Most of these concerns do not rise to the level of feeling like they are inevitable or impending. But I think because there are enough of them, it feels like likelihood at least one has a good chance to mess up my life -or the lives of those I care about.
So there you have it. This is why I’m 20% less happy-go-lucky than I feel like I used to be. I hope this is a document I can look back one in a couple decades and say, “Whew! Glad that stuff wasn’t as bad as I thought!”
And, as is always my impulse, I try to balance things out with gratitude.
My wife is absolutely incredible and I sincerely love her more every day. She brings so much peace and joy to my life.
My health is pretty good. I’m a little pudgier than I’d like, but other than that… and tinnitus, I got no complaints.

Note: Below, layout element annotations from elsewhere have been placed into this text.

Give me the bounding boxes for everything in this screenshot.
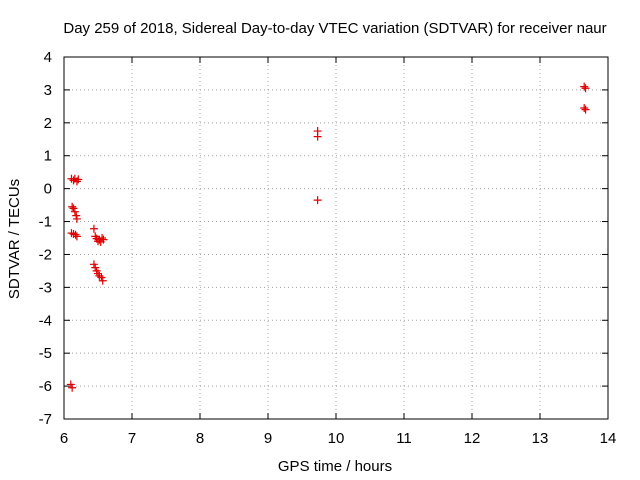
y-tick-label: -2 bbox=[39, 246, 52, 263]
data-point-marker bbox=[89, 260, 98, 269]
x-tick-label: 8 bbox=[196, 430, 204, 447]
data-point-marker bbox=[98, 234, 107, 242]
data-point-marker bbox=[70, 207, 79, 216]
x-tick-label: 14 bbox=[600, 430, 617, 447]
data-point-marker bbox=[68, 202, 77, 211]
y-axis-label: SDTVAR / TECUs bbox=[6, 179, 23, 299]
chart-title: Day 259 of 2018, Sidereal Day-to-day VTE… bbox=[63, 20, 606, 37]
y-tick-label: -6 bbox=[39, 378, 52, 395]
data-point-marker bbox=[67, 229, 76, 238]
data-point-marker bbox=[72, 214, 81, 223]
data-point-marker bbox=[71, 230, 80, 239]
x-tick-label: 12 bbox=[464, 430, 481, 447]
data-point-marker bbox=[68, 383, 77, 392]
x-tick-label: 10 bbox=[328, 430, 345, 447]
x-tick-label: 11 bbox=[396, 430, 412, 447]
y-tick-label: -5 bbox=[39, 345, 52, 362]
y-tick-label: -1 bbox=[39, 214, 52, 231]
data-point-marker bbox=[580, 104, 589, 113]
data-point-marker bbox=[580, 82, 589, 91]
data-point-marker bbox=[69, 204, 78, 213]
x-axis: 6 7 8 9 10 11 12 13 14 bbox=[60, 57, 617, 447]
x-axis-label: GPS time / hours bbox=[278, 458, 392, 475]
data-point-marker bbox=[99, 235, 108, 244]
x-tick-label: 6 bbox=[60, 430, 68, 447]
y-tick-label: -7 bbox=[39, 411, 52, 428]
y-tick-label: -4 bbox=[39, 312, 52, 329]
data-point-marker bbox=[69, 176, 78, 185]
data-point-marker bbox=[72, 232, 81, 241]
y-tick-label: 2 bbox=[44, 115, 52, 132]
data-point-marker bbox=[581, 105, 590, 114]
x-tick-label: 13 bbox=[532, 430, 549, 447]
data-point-marker bbox=[313, 196, 322, 205]
y-tick-label: 3 bbox=[44, 82, 52, 99]
y-tick-label: -3 bbox=[39, 279, 52, 296]
data-points bbox=[66, 82, 590, 392]
data-point-marker bbox=[313, 132, 322, 141]
x-tick-label: 7 bbox=[128, 430, 136, 447]
data-point-marker bbox=[95, 271, 104, 280]
grid-lines bbox=[64, 57, 608, 419]
data-point-marker bbox=[98, 276, 107, 285]
data-point-marker bbox=[74, 175, 83, 184]
data-point-marker bbox=[66, 380, 75, 389]
data-point-marker bbox=[72, 177, 81, 186]
y-tick-label: 0 bbox=[44, 181, 52, 198]
x-tick-label: 9 bbox=[264, 430, 272, 447]
data-point-marker bbox=[581, 84, 590, 93]
data-point-marker bbox=[89, 224, 98, 233]
y-tick-label: 4 bbox=[44, 49, 52, 66]
y-axis: 4 3 2 1 0 -1 -2 -3 -4 -5 -6 -7 bbox=[39, 49, 608, 428]
y-tick-label: 1 bbox=[44, 148, 52, 165]
data-point-marker bbox=[97, 273, 106, 282]
data-point-marker bbox=[91, 263, 100, 272]
data-point-marker bbox=[72, 211, 81, 220]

My job not only gave us the resources to finally be able to buy a home, but one big enough to house my son, brother and in-laws. (It’s gonna be tight, but I think still manageable) Working from home is such a massive blessing for both my mental health and Heather’s physical health. AND the game I’m working on is legitimately fun.
I’m so very close to having cleared my art backlog so I can focus all my (not job) creative energies on my Big Dream. Because of the NFT thing mentioned above, I was emotionally able to cut a year of my life that would have gone into the Cutscene Subversion Project that I started around 2008.
My mom/creative partner is such a huge blessing in how much energy she put into helping me launch my Big Dream, and continues to collaborate with me.
My oldest son seems to back on speaking terms with me.
My youngest son has a remarkably great job for this early in his life, learning about stuff he actually cares about and getting him out in the world experiencing all sorts of things. And I sincerely love his music!